Scientists at the University of Lincoln have solved a decades-old medical mystery by finally identifying a previously unknown molecule which is attacked by the immune system in people with type 1 diabetes.

Led by Dr Michael Christie from the University of Lincoln, the ground-breaking research into the molecule, known as ‘Glima’, could now lead to better identification of individuals at risk of type 1 diabetes.

Type 1 diabetes develops when the body is unable to produce insulin; a substance required to regulate blood sugar levels by moving glucose out of the blood and into cells to be used for energy.

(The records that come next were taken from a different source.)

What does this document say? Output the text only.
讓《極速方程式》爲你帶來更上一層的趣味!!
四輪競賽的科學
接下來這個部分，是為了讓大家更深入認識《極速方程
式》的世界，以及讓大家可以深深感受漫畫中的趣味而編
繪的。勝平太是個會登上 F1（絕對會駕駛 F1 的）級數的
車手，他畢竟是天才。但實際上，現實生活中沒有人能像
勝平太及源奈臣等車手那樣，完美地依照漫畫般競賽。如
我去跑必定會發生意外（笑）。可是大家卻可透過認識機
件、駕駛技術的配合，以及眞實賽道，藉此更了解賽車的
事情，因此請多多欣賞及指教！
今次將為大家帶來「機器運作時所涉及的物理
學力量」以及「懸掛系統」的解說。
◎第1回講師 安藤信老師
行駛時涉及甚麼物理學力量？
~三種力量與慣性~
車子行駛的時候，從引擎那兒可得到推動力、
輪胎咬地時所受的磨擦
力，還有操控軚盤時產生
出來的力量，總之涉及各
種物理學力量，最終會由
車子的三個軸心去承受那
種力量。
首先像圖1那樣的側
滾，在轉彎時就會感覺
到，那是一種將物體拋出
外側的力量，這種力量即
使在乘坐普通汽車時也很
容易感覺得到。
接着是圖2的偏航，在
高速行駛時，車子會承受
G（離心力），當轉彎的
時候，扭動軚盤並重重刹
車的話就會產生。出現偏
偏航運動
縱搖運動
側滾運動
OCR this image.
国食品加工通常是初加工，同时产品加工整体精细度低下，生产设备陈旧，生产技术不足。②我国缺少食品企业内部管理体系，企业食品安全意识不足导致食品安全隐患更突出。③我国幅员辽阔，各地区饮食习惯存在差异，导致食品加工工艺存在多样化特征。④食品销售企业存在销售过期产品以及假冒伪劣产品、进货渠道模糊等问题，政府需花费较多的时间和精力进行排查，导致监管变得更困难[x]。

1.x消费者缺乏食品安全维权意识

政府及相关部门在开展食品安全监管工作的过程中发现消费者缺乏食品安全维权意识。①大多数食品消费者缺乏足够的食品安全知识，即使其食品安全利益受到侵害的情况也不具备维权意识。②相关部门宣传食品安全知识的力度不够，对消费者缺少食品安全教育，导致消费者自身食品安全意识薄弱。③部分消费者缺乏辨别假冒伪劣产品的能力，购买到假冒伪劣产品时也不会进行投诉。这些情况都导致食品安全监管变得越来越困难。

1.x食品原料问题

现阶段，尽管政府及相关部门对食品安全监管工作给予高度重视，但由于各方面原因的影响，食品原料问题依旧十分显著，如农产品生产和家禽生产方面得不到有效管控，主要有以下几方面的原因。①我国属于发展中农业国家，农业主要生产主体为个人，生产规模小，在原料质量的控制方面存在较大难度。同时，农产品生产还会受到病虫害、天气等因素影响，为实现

Dr Christie, Reader in the School of Life Sciences at the University of Lincoln, said: “Being able to detect circulating autoantibodies and identify their molecular targets has allowed scientists to develop tests for the clinical diagnosis of type 1 diabetes, and for the identification of individuals at high risk of developing the disease.

“We already had some knowledge about the physical properties of ‘Glima’ but its molecular identity has for many years proved elusive.

“Our research successfully identified ‘Glima’ as the substance Tetraspanin-7.”

Dr Christie’s team have successfully identified this fifth molecule, known only as ‘Glima’ as Tetraspanin-7, which could make tests for predicting Type 1 diabetes more accurate.

They are now searching for ways to block the immune attack, in order to prevent type 1 diabetes from developing in those at a high risk.

The research was funded by Diabetes UK and the Society for Endocrinology and is published in Diabetes, the journal of the American Diabetes Association.

Dr Emily Burns, Research Communications Manager at Diabetes UK, said, “In order to prevent type 1 diabetes, we need to fully understand how the immune response that damages insulin-producing cells develops in the first place.

“Dr Christie’s impressive research is helping us to do just that. We hope that the findings here will be used to improve the identification of those at risk of type 1 diabetes and, in the long-term, inform the crucial development of therapies that can stop this immune response from happening and ultimately prevent type 1 diabetes.”